Jason It was a stuntman.
Carlos He was initially trained as a deep-sea diver, so he’s very comfortable in and around water, and he would submerge his head in the mud, and we would do our shot, and then he’d come out. Back and forth, back and forth. But underneath him we’d wired up a hot water tank to a serpentine track tubing that warmed the mud. Because that’s just the kind of guys we are.
Hour So you basically gave your stuntman a spa experience.
Jason Yeah, his skin never looked so good after all that mud!
Carlos He should have paid us, for God’s sake.
Hour It must be amazing for you to work with all these people, since you have such big, varied crews. I mean, stuntmen are fucking cool.

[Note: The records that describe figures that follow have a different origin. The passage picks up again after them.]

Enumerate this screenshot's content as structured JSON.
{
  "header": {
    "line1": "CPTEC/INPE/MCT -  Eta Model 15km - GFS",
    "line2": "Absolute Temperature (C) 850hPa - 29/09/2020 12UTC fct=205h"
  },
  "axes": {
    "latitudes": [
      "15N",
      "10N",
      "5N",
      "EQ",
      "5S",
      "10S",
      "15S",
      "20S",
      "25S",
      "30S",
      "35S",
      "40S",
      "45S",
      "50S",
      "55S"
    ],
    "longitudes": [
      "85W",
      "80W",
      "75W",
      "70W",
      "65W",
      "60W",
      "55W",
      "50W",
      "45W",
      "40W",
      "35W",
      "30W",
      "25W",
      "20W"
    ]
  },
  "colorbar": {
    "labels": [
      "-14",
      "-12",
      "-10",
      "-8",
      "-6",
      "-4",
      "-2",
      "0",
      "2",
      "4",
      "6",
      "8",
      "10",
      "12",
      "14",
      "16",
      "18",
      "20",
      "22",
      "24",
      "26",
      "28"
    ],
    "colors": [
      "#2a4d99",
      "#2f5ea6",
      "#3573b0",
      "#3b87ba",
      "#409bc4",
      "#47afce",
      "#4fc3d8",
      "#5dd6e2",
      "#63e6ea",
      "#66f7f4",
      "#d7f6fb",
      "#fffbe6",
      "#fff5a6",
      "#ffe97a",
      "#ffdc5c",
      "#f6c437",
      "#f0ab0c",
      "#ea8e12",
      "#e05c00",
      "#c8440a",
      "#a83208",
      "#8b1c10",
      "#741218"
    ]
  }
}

Carlos We always end up with characters.
Jason It’s a good part of the job, because you’re always seeking different things, and you never know what you’re going to find.
Hour It’s pretty impressive to have watched you guys from moment one – you just kind of bust onto the scene, and today you’ve got more success than the average 50-year-old artist can dream of. Why do you think happened? Is there anyone you credit with having pointed you in the right direction? Where did you get your golden touch?

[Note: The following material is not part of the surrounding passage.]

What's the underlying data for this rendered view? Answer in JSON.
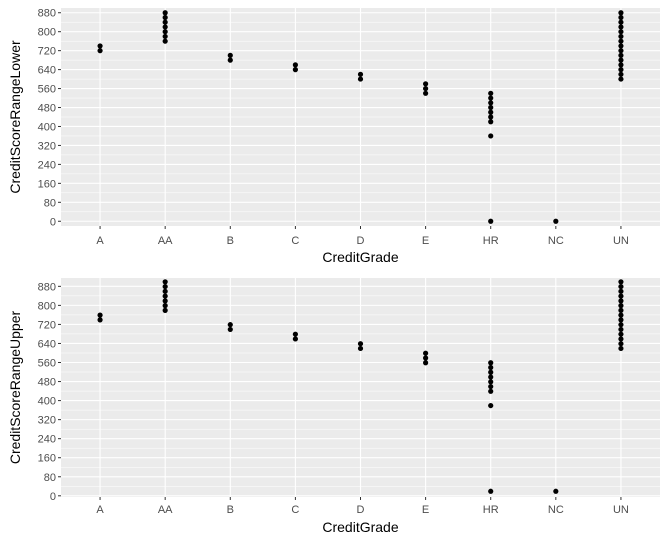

Jason I don’t think it’s the golden touch – it’s hard work! But we were fortunate to meet gallery owners early on who we got along with and who liked our work. Basically at one Scope, the art fair in Miami, we met Christopher Cutts [from Toronto] and Adrian from Torch Gallery in Amsterdam, and we just hit it off. We have the same type of character and we got along, which I think is one of the most important things, before somebody liking your work.
Carlos It’s also meeting people, you know, being at these art fairs, having drinks with people, laughing, partying with people. I think that’s really important. I think a lot more artists should do that.
Jason There’s a very human element to success. It’s not just about business or work, there has to be more of a personal connection for things to work.
Carlos For sure.
Carlos and Jason Sanchez
At Parisian Laundry (3550 St-Antoine W.), Sept. 6 to Oct. 21
Vernissage Sept. 6 at 6 p.m.
OTHER LOCAL LUMINARIES
The Sanchez brothers stand tall among the admirable selection of local artists at the Mois this year. Obviously, part of the thrill of this sort of international festival is to see art from around the world (this edition brings exciting guests like Finland’s Salla Tykkä, France’s Éric Baudelaire and Americans Eve Sussman and The Rufus Corporation), but I’m always one for praising the jewels we may not have noticed in our own backyard.
Swiss Montrealer Thomas Kneubühler has a great project called Access Denied, a series of larger-than-life portraits of local security guards in their places of work that will be posted outdoors, on building walls in St-Henri, near Parisian Laundry (3550 St-Antoine W.). The project, which launches Sept. 7 at 7:30 p.m., deepens his investigation of the North American obsession with security.
Marisa Portolese brings her sophisticated approach to portraiture and her desire to uncover the intricacies of human vulnerability to the exterior walls of Théâtre du Nouveau Monde (84 Ste-Catherine W.). Come inaugurate it on Sept. 7 at 8 p.m.
On Sept. 13 at 6 p.m., Taiwanese Montrealer Chih-Chien Wang launches his installation Le Nid at Dare-Dare, in the unnamed park at Clark and Van Horne. He muses on the innumerable unseen traces each of us leaves behind throughout our urban migrations in his installation, which features noise-detection technology and a bridge.
Bettina Hoffmann, a Montrealer born in Germany, continues her fascinating exploration of absence of action with two new video works, Décalage and Momentum, presented at Dazibao (4001 Berri). The exhibition opens Sept. 8 at 7 p.m.
And over at Concordia’s Ellen Gallery (1400 De Maisonneuve W.), Adad Hannah analyses, mimics and modifies art-historical approaches to narrative conventions. The series Museum Stills creates museum-themed tableaux vivants, while Recast and Reshoot reimagines Rodin’s work Les Bourgeois de Calais. Celebrate its vernissage on Sept. 7 at 5:30 p.m.